[deleted]
To All:
My paper evidently reminded some of Hanna Arendt's famous phrase "banality of evil", which appears in her book Eichmann in Jerusalem.
I would like to clarify here that that phrase refers to a kind of situation which is different but related to the main topic in my essay, and that it is important not to confuse the two.
The phrase "banality of evil" is usually meant to refer to the situation in which a normal person-in particular, a person with a well-developed conscience-, under just the right social circumstances and pressures can be compelled or manipulated into doing horribly evil things.
Arendt herself seems to attribute this weakness to "stupidity", but social psychologists have already known for decades that this is true for the vast majority of people. For instance, see the Milgram Experiment and the Stanford Prison Experiment.
Again, the main problem these bring to the forefront is that most (normal) people are sufficiently influenced by their environment that they are capable of doing things they would have never dreamt of.
My essay is NOT about these people. Rather it is about a small minority of the population who do not need any external pressures to push them to do something evil, who rise to positions of power and create precisely the kinds of circumstances and pressures that will manipulate a portion of the rest of the population into such actions. In other words, "banality of evil" refers mainly to followers while my paper is about leaders.
Had there been more room I might have included a discussion of the dynamic between leaders and followers as well, but I was already at the character count limit. For those who would like to know more abut this dynamic, I know of no book that lays it out more clearly than "The Authoritarians" by the social psychologist Bob Altemyer, and which you can read for free here (It is also much easier to read than Lobaczewski's book)
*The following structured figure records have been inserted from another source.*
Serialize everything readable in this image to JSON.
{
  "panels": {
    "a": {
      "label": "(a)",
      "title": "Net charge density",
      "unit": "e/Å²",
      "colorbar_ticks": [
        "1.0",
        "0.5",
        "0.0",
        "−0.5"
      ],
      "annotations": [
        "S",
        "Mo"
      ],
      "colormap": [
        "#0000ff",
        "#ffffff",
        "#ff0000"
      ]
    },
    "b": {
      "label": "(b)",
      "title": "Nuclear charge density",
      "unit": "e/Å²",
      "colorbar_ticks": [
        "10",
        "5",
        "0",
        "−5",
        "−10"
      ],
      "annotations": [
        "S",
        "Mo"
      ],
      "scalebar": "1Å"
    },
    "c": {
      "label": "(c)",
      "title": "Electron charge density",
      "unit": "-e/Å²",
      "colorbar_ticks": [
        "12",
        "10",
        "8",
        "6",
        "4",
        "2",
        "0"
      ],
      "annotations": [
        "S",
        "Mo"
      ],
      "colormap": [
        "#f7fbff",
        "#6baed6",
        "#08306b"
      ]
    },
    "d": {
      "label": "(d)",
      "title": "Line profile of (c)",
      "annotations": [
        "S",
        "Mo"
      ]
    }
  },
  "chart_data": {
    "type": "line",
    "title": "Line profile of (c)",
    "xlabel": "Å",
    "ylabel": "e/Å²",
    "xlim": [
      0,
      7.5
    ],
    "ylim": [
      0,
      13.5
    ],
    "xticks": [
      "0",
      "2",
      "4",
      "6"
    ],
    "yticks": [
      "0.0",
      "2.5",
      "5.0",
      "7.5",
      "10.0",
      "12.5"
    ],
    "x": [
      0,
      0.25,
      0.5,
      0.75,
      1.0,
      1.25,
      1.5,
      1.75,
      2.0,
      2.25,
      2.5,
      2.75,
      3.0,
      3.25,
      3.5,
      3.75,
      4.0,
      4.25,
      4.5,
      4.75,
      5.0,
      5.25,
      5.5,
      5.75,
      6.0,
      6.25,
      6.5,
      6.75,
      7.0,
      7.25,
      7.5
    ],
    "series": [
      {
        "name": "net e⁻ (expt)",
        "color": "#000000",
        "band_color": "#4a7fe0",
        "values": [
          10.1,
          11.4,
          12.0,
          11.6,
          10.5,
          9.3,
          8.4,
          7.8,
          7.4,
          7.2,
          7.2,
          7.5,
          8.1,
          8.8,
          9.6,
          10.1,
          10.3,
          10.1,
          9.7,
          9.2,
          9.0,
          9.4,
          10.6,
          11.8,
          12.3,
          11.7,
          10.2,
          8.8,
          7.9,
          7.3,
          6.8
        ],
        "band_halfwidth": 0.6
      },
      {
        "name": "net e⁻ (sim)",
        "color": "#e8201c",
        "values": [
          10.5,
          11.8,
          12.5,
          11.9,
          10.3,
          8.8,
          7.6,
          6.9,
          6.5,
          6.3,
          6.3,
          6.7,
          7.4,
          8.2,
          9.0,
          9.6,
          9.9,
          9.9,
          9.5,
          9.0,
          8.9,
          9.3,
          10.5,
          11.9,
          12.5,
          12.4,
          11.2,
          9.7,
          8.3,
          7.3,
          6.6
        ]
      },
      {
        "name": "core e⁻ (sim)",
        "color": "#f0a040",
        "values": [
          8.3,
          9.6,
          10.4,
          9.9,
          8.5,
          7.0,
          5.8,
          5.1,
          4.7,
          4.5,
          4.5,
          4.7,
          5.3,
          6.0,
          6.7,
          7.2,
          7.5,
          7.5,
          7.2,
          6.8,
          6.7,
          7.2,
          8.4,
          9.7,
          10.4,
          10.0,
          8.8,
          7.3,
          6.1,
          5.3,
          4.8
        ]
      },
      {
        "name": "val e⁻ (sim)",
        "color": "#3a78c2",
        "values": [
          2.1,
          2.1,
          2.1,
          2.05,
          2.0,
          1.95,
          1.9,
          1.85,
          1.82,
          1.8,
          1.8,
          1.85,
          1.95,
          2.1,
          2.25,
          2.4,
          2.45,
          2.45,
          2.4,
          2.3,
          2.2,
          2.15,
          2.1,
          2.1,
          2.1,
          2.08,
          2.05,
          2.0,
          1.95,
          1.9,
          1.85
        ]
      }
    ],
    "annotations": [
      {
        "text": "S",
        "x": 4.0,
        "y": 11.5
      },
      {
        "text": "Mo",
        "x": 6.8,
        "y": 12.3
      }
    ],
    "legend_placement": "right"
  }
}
His research shows that although the vast majority of people can be influenced by external pressures, there is a subset, about 20-25% of the population, which is especially susceptible to being manipulated into following authority no matter where it leads them. He calls them "the right wing authoritarians"(RWA) where right-wing does NOT denote political persuasion but a persuasion to uphold the status quo by following orders (LWA, by contrast are authoritarians who strictly follow a revolutionary authority to overthrow the status quo). He finds a large overlap between RWA's and the religious fundamentalist subset of a population. He analyzes their thinking in detail, and finds that often their thought processes are irrational, compartmentalized, and reflective of believing what they want to believe to be true rather than what is actually true. He states in the beginning that his objective is not to give opinions but only report the results of the studies (mainly surveys) he did , but I was still at times disturbed by how one-sidedly negative the authoritarians came out. On the other hand, when one reads that the majority of Republicans still think that Iraq harbored weapons of mass destruction or that more Americans think that torture is okay than they did in 2005, one begins to wonder maybe that is really how the world is.
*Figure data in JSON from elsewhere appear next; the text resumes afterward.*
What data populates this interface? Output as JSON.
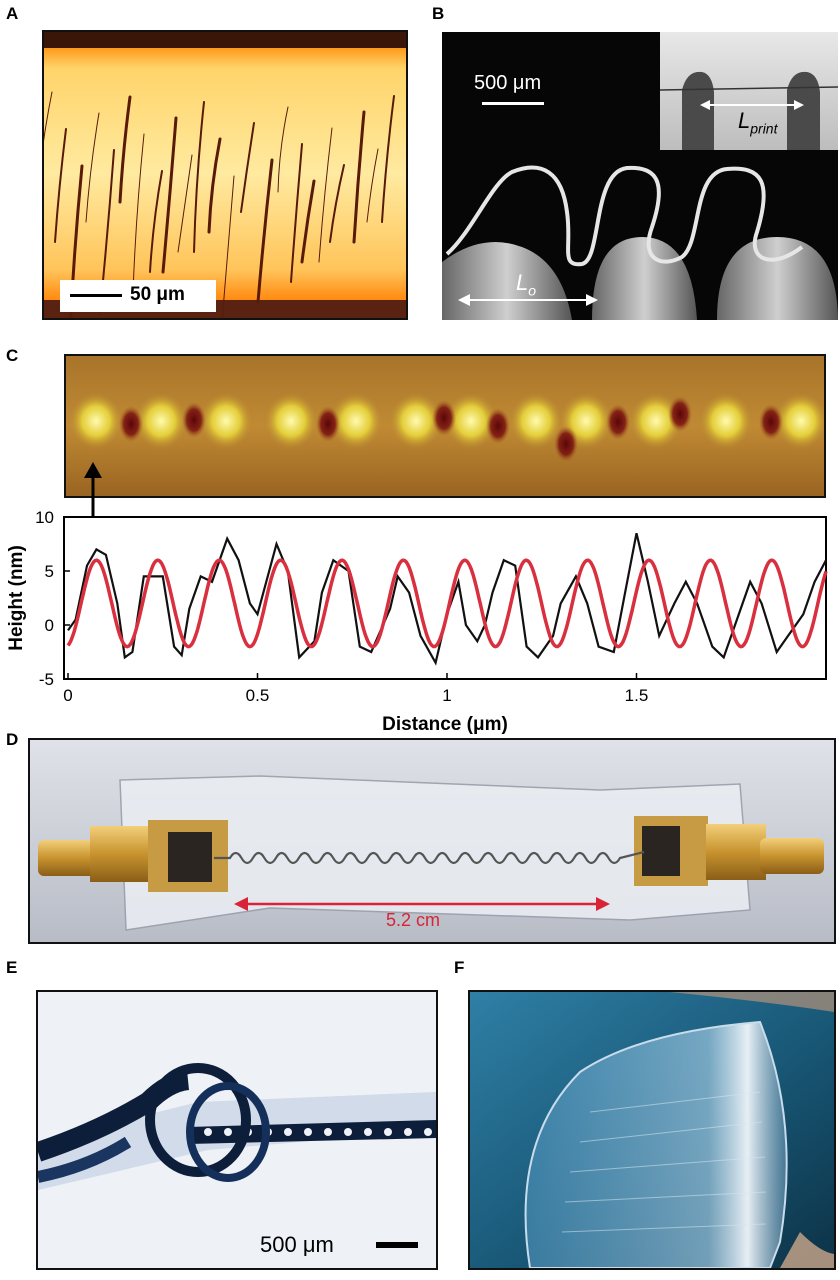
{
  "panels": {
    "A": {
      "label": "A",
      "scale_text": "50 μm"
    },
    "B": {
      "label": "B",
      "scale_text": "500 μm",
      "lprint_main": "L",
      "lprint_sub": "print",
      "lo_main": "L",
      "lo_sub": "o"
    },
    "C": {
      "label": "C"
    },
    "D": {
      "label": "D",
      "length_text": "5.2 cm"
    },
    "E": {
      "label": "E",
      "scale_text": "500 μm"
    },
    "F": {
      "label": "F"
    }
  },
  "chart_data": {
    "type": "line",
    "xlabel": "Distance (μm)",
    "ylabel": "Height (nm)",
    "xlim": [
      0,
      2.0
    ],
    "ylim": [
      -5,
      10
    ],
    "xticks": [
      0,
      0.5,
      1,
      1.5
    ],
    "xtick_labels": [
      "0",
      "0.5",
      "1",
      "1.5"
    ],
    "yticks": [
      -5,
      0,
      5,
      10
    ],
    "ytick_labels": [
      "-5",
      "0",
      "5",
      "10"
    ],
    "series": [
      {
        "color": "#111111",
        "style": "measured",
        "x": [
          0,
          0.02,
          0.05,
          0.075,
          0.1,
          0.13,
          0.15,
          0.17,
          0.2,
          0.25,
          0.28,
          0.3,
          0.32,
          0.35,
          0.38,
          0.42,
          0.45,
          0.48,
          0.5,
          0.55,
          0.58,
          0.61,
          0.65,
          0.67,
          0.7,
          0.74,
          0.77,
          0.8,
          0.85,
          0.87,
          0.9,
          0.93,
          0.97,
          1.0,
          1.03,
          1.05,
          1.08,
          1.1,
          1.12,
          1.15,
          1.18,
          1.21,
          1.24,
          1.28,
          1.3,
          1.34,
          1.37,
          1.4,
          1.44,
          1.47,
          1.5,
          1.53,
          1.56,
          1.6,
          1.63,
          1.66,
          1.7,
          1.73,
          1.77,
          1.8,
          1.83,
          1.87,
          1.9,
          1.94,
          1.97,
          2.0
        ],
        "y": [
          -0.5,
          0.5,
          5.5,
          7,
          6.5,
          2,
          -3,
          -2.5,
          4.5,
          4.5,
          -2,
          -2.8,
          1.5,
          4.5,
          4,
          8,
          6,
          2,
          1,
          7.5,
          5,
          -3,
          -1.5,
          3,
          6,
          5,
          -2,
          -2.5,
          1.5,
          4.5,
          3,
          -1,
          -3.5,
          1,
          4,
          0,
          -1.5,
          0,
          3,
          6,
          5.5,
          -2,
          -3,
          -1,
          2,
          4.5,
          2,
          -2,
          -2.5,
          3,
          8.5,
          4,
          -1,
          2,
          4,
          2,
          -2,
          -3,
          1,
          4,
          2,
          -2.5,
          -1,
          1,
          4,
          6
        ]
      },
      {
        "color": "#d9303f",
        "style": "fit",
        "amplitude": 4,
        "offset": 2,
        "period": 0.162,
        "phase_x": 0.075
      }
    ]
  }
}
In the later chapters, Altemyer shifts his attention from the followers to the leaders, whom he calls "social dominators". Although he does not go so far as to call them psychopaths, his description of their personalities and characteristics leaves one to seriously wonder what exactly the difference is. See for example p. 166 The "Exploitive Manipulative Amoral Dishonesty Scale".
Although It does not appear that Altemyer and Lobaczewski were aware of each other's works, they seem surprisingly congruent with each other.
I hope that the above clarified the distinctions.